# Exercise: Polynomial regression

In this exercise we train polynomial regressors. Given data $(x_1,y_1),\ldots, (x_n,y_n)$ we search for polynomial regressors $f$ such that $$\sum_{i=1} (y_i-f(x_i))^2$$ becomes small.

First we do some of the necessary imports.

In [None]:
import numpy as np  # for general scientific computing
import matplotlib.pyplot as plt # plotting
import sklearn.linear_model # linear regression 
import sklearn.preprocessing # for polynomial regression (see below)

We generate a small training and test set. Both sets come from the quadratic function $1.5x^2-2x+1$, with a little bit of random noise added.

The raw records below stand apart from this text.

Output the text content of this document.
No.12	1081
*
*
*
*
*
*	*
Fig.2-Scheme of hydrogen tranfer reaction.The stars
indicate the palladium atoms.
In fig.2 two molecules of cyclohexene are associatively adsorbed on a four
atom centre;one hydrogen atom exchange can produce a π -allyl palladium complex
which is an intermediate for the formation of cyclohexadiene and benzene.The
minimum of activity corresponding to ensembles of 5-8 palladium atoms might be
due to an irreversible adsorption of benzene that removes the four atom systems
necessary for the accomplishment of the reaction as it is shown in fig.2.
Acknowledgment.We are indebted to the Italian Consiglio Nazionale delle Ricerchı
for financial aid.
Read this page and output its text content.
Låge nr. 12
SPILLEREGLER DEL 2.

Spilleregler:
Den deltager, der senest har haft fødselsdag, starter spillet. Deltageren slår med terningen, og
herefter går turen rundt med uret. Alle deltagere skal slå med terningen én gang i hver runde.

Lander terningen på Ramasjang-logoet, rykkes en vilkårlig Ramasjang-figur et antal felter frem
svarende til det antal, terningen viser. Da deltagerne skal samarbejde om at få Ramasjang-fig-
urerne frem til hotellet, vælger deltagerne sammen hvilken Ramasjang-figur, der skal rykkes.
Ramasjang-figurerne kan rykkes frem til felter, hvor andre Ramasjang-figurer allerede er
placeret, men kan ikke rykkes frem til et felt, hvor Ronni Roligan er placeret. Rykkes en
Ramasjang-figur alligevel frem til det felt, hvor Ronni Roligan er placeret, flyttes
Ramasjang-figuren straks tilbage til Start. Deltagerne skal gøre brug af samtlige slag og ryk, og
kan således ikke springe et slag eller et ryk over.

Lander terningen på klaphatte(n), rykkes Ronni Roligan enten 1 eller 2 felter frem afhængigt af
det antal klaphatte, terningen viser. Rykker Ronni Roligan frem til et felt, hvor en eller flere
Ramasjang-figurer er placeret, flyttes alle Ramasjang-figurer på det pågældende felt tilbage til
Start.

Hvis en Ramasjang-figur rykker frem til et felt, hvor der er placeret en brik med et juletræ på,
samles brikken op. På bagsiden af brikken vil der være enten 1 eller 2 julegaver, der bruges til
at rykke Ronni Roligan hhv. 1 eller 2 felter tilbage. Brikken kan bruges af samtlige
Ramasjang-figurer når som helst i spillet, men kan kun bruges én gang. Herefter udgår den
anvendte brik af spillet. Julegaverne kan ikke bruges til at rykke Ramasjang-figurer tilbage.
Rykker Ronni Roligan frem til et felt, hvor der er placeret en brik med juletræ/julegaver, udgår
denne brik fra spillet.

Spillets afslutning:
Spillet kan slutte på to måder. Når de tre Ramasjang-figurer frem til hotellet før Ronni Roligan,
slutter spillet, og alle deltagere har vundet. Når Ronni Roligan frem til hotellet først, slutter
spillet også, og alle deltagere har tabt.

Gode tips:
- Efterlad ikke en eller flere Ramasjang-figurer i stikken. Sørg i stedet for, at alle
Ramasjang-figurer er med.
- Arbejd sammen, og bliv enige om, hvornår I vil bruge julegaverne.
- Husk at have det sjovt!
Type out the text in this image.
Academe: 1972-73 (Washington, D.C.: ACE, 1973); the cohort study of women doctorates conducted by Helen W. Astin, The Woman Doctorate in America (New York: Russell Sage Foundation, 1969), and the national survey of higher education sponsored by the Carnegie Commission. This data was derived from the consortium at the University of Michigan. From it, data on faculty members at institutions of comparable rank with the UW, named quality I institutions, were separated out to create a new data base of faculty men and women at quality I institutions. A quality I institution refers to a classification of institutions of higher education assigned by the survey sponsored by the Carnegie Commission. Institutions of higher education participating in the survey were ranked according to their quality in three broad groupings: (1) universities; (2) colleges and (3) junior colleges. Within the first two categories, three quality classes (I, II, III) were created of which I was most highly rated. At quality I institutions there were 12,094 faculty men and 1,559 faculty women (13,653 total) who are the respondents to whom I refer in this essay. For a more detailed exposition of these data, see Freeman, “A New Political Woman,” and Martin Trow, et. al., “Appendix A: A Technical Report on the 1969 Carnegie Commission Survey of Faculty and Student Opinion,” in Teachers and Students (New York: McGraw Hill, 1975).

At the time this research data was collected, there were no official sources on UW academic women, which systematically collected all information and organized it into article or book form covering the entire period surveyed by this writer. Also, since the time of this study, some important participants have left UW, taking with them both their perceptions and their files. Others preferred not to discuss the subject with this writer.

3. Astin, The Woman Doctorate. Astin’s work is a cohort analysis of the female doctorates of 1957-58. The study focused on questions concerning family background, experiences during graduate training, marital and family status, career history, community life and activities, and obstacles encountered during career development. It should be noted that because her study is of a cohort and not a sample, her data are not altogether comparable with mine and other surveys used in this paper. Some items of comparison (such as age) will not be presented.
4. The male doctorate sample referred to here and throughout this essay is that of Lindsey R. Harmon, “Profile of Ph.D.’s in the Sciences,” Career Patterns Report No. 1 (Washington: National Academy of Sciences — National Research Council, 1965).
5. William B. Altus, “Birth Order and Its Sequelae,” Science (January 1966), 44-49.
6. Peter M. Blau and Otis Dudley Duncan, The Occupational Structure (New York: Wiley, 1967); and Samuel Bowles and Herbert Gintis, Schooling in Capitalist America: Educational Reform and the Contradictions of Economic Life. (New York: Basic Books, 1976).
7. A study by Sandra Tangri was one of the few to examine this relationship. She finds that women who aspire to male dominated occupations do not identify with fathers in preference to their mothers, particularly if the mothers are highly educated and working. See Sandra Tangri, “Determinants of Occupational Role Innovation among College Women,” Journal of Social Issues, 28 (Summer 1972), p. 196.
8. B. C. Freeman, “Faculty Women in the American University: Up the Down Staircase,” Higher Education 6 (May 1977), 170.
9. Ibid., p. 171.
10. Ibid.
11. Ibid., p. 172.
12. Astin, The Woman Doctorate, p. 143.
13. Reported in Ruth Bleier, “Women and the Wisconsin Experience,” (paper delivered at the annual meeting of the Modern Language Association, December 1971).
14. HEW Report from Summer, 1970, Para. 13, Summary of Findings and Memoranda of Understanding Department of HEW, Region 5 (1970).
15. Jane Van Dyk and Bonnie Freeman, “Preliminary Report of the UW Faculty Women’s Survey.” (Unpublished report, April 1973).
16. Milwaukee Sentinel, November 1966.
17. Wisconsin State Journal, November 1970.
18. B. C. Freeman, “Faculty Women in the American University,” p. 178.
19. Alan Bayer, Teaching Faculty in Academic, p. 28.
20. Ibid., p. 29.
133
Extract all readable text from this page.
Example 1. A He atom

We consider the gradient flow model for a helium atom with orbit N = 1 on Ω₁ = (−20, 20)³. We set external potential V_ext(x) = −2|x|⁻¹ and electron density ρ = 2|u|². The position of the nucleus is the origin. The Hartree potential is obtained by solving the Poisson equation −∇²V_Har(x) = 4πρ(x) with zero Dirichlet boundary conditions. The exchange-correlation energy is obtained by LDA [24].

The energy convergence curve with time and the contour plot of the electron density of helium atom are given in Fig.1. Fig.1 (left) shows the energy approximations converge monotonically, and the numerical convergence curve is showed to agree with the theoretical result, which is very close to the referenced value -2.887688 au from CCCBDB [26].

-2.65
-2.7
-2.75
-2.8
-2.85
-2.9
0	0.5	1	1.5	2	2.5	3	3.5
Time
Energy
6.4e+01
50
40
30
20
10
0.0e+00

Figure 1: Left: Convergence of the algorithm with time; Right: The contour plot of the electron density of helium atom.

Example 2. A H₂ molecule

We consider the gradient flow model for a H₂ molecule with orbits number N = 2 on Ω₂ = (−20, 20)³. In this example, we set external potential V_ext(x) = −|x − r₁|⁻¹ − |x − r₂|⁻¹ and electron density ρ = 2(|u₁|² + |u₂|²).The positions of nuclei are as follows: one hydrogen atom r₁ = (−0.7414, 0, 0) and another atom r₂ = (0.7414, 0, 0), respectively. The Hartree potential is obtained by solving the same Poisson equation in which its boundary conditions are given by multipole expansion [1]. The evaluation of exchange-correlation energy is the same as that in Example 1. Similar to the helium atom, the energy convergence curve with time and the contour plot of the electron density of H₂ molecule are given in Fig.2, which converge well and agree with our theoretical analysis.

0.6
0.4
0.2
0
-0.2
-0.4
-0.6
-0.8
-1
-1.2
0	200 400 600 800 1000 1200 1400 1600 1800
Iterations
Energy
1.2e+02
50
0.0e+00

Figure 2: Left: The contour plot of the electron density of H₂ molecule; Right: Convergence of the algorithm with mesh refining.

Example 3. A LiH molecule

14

To illustrate both sets we plot them, as well as the quadratic function. 

You do not need to understand the code below in full detail. There is just one detail I'd like to point out. The estimators of *scikit learn* expect the training set to have a particular format: a list (or rather an array) of (multidimensional) data vectors. Because of that the estimators will raise an error if the training set is 1-dimensional. Consequently, we need to <code>reshape</code> the data. That is, we turn 1-dimensional data into 2-dimensional data. Let me demonstrate.

In [None]:
one_dim=np.array([1.,2.,42.])
one_dim

In [None]:
one_dim.reshape(-1,1)

Now let's generate the training set consisting of data <code>x_train</code> and target values <code>y_train</code>, and the test set consisting of <code>x_test</code> and <code>y_test</code>.

In [None]:
def true_function(x):
    return 2.5*x**2-2*x+1

def draw_points(number):
    np.random.seed(42*number)
    x = np.random.random(number)
    noise = np.random.normal(scale=0.05,size=number)
    y = true_function(x) + noise
    return x.reshape(-1,1),y # x reshaped because training set cannot be 1-dim

training_size = 10
x_train,y_train=draw_points(training_size)

test_size = 5
x_test,y_test = draw_points(test_size)

xx=np.linspace(0,1,200)
yy_true=true_function(xx)
fig,ax=plt.subplots(figsize=(5,5))
ax.plot(xx,yy_true,"b-",label="true curve",linewidth=4)
ax.plot(x_test.flat,y_test,"rx",label="test set")
ax.plot(x_train.flat,y_train,"go",label="training set")
ax.legend()
plt.show()

Next, we train a linear regression. For this, we first instantiate a <code>LinearRegression</code> object, which we find in the package <code>sklearn.linear_model</code>. Then it needs to be trained. All classifiers and regressors in *scikit learn* have a method <code>fit</code> for this.

In [None]:
lin_reg=sklearn.linear_model.LinearRegression()
lin_reg.fit(x_train,y_train)

Once trained, we can <code>predict</code> new values. The method <code>predict</code> expects the $x$-values in the same format as the training set, ie, a list of(multidimensional) data points. That means, even, if you just need the prediction for a single data point, you need to wrap it in square brackets: <code>estimator.predict([single_x])</code>. 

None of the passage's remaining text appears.